The second challenge is specific and personal. Sooner or later an oldish coot like me is going to run out of useful things to say. But that never stopped an old coot from bloviating, so I’m asking you to help me out. Here’s one more brief tale from my first conference. At that meeting I remember noticing an elderly behavior analyst who seemed to be always lurking on the periphery of various goings-on, a hopeful ghost, desperate for the living to notice him. When someone did notice him, he would talk… and talk… and talk… forcing others to eventually engineer an uncomfortable exit. I realized that this person, who once was a force in the discipline, must have outlived no only his contemporaries but also his grasp on what professional peers were interested in. He might’ve been only person who didn’t understand that. And even as a relative youngster, even with my poorly developed frontal cortex and hazy grasp of career trajectories, I knew I did NOT want to ever become that ghost.
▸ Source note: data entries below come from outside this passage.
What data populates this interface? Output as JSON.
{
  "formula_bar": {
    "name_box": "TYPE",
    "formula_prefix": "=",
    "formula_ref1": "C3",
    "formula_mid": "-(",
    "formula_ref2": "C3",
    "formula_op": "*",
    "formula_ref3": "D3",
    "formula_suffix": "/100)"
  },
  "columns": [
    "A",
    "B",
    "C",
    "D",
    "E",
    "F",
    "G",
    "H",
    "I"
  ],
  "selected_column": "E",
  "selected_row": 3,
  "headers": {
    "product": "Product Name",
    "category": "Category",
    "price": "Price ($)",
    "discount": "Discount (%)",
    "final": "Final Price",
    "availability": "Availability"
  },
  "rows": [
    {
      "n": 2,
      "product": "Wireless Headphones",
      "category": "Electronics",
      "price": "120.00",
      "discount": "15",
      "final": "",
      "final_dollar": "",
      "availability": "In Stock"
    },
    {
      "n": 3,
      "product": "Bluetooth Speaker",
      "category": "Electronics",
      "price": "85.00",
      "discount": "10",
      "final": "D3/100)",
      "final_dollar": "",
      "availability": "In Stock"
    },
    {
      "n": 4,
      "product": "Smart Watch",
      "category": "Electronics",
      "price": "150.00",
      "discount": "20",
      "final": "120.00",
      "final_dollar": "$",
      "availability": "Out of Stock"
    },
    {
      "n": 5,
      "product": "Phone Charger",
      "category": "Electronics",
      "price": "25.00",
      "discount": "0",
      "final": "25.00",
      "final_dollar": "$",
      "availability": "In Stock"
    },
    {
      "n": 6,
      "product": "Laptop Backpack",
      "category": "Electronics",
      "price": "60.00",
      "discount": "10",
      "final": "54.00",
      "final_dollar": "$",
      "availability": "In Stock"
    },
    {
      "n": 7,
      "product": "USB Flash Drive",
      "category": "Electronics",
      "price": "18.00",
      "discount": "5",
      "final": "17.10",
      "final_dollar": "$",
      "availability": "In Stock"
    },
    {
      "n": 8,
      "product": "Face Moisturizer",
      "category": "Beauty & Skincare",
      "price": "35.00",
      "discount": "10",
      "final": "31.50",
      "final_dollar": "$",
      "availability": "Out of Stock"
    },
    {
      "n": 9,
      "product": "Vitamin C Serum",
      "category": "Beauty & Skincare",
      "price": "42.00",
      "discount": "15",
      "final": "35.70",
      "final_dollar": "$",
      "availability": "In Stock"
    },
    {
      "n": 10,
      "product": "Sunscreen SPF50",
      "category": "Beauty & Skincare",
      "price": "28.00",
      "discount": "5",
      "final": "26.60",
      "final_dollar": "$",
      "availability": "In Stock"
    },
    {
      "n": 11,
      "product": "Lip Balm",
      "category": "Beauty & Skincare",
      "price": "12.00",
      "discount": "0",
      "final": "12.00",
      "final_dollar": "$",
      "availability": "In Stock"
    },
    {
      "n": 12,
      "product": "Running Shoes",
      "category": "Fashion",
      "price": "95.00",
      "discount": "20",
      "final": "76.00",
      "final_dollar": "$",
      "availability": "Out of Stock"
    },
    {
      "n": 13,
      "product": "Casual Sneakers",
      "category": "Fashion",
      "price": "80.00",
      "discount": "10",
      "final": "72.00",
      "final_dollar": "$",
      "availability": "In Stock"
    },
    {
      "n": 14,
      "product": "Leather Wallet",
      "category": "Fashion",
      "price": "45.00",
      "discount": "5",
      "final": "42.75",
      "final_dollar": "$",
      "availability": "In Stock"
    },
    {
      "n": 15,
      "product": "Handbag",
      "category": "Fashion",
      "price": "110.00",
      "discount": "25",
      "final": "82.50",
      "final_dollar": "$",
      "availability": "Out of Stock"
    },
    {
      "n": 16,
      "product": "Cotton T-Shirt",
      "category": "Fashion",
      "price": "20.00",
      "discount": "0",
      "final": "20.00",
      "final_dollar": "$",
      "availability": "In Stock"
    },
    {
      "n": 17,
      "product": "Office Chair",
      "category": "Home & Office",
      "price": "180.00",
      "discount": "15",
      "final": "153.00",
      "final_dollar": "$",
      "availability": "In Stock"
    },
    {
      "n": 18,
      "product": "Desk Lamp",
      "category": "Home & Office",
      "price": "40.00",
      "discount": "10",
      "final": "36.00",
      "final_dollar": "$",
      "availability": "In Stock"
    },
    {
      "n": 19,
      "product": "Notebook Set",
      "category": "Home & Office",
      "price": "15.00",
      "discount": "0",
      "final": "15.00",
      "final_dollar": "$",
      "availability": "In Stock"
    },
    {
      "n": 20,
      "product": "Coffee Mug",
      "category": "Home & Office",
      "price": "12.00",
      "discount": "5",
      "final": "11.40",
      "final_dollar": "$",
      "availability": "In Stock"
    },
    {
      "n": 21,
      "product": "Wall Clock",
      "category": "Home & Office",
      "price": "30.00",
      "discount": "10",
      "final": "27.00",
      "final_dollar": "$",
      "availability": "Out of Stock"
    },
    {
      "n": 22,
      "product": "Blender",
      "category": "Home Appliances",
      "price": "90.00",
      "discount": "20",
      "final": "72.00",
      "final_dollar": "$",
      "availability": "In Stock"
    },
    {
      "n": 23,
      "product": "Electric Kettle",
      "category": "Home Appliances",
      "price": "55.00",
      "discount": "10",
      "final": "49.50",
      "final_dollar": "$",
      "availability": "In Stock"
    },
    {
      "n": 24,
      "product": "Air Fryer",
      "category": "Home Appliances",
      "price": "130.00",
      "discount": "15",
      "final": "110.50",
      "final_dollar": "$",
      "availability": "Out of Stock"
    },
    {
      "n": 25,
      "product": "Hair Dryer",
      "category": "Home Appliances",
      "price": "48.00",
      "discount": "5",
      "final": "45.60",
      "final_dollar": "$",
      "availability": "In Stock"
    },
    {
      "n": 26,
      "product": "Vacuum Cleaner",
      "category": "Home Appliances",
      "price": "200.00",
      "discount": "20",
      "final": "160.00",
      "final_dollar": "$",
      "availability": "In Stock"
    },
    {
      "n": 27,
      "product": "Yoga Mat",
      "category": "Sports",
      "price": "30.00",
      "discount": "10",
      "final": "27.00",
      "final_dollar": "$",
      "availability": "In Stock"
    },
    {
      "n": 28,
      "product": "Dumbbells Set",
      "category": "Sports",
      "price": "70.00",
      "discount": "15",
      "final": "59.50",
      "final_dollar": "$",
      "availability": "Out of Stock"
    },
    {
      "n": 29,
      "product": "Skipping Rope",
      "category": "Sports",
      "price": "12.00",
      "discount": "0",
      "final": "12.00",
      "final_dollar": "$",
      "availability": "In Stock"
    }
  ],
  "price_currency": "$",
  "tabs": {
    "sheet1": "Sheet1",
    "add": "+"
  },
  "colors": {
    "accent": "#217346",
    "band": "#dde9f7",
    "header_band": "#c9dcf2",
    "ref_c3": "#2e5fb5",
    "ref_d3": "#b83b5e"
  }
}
When we reach the point where the Something Interesting column outlives its usefulness, I sure would rather know than to continue haunting the shadowy recesses of the internet, desperate to be noticed by a verbal community that has moved on from what concerns me. But like The Ghost, I probably won’t recognize what I’ve become. So, Dear Reader, I will kick off Year 2 with this request: When my time comes, clue me in. Do me a favor and tell me when it’s time to walk off into the light (“When you have something to say, you should say it”). you might picturre that as an awkward exchange, but I will thank you. I mean it.
Postscript: Coots
The dictionary says a coot is a harmless, but odd or foolish, old man (the word might derive from an ungainly water bird of the same name). But here I employ the term merely as an affectionate way to refer to any youth-challenged individual, regardless of gender. No offense intended to anyone.